Coccidiosis is the most prevalent disease in commercial poultry production. As an enteric disease, it directly impacts how efficiently the bird can use nutrients. The most effective anticoccidial drugs also have some antibiotic activity, so as producers move to “no antibiotics ever” production, control becomes challenging. Live vaccines are available but also cause intestinal disruption as the bird develops immunity. This research aimed to characterize the nutritional impacts of live coccidiosis vaccines to develop feeding strategies that support health and performance of vaccinated birds.

 

The Research

Trials were conducted to determine how the bird’s ability to use nutrients in commonly used diets and individual feed ingredients such as corn, soybean meal, and distiller’s dried grains with solubles is affected by coccidiosis vaccination. The trials were developed to indicate possible dietary changes that could enhance the performance of broilers given a live coccidiosis vaccine.

These trials indicated that coccidiosis vaccines affected the bird’s use of dietary lipids, or fats, to a much greater extent than proteins and carbohydrates. A follow up trial was conducted to determine if adding soybean oil in the starter diet could account for vaccine-induced reductions in lipid digestibility, broiler live performance, and meat yield.
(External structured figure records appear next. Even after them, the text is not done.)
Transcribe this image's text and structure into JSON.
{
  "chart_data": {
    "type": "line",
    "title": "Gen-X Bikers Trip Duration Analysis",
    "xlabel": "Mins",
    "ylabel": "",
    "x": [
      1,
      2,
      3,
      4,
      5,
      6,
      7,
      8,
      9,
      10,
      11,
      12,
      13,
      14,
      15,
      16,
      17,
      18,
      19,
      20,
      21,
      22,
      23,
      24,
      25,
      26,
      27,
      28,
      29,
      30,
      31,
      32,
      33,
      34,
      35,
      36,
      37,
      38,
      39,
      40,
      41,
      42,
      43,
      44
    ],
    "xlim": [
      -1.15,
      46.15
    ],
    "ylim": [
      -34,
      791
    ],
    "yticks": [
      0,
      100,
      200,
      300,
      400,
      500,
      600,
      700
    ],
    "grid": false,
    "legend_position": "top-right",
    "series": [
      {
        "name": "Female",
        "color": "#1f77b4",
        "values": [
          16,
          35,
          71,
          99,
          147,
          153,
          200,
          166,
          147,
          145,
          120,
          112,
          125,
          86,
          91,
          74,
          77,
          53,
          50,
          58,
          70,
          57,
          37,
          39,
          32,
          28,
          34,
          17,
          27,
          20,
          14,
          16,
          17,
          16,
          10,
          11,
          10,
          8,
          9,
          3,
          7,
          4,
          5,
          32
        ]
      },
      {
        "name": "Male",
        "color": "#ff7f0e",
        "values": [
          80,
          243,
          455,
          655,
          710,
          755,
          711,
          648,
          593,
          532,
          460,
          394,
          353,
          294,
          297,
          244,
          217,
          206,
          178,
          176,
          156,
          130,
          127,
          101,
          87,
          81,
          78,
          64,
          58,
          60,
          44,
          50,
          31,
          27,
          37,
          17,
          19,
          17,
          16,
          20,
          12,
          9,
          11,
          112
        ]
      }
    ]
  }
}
It was determined that increasing the amount of added soy oil didn’t help birds compensate for a reduction in lipid digestibility during coccidiosis vaccine cycling. In fact, additional soy oil proved detrimental to the feed efficiency of coccidiosis-vaccinated birds. Ongoing analyses should reveal some of the reasons why coccidiosis vaccination impairs a bird’s ability to use fats in its diet.

 

The Bottom Line

Feeding a standard diet, or one with reduced lipids, to coccidiosis-vaccinated broilers not only improves the intestinal health and live performance of the birds, it will also save producers the cost of adding supplemental fat.

 

The Researcher

Sam Rochell

Sam Rochell

Assistant Professor of Poultry Nutrition in the Department of Poultry Science since 2016

Dr. Rochell earned his bachelor’s and master’s degrees in poultry science at Auburn University. He earned a Ph.D. in animal science from the University of Illinois at Urbana-Champaign. Rochell has an 80 percent research appointment within the Arkansas Agricultural Experiment Station and a 20 percent teaching appointment in the Bumpers College of Agricultural, Food, and Life Sciences.

 

Aly Gautier

Aly Gautier

Ph.D. student

Gautier completed both her BS and MS at the University of Illinois.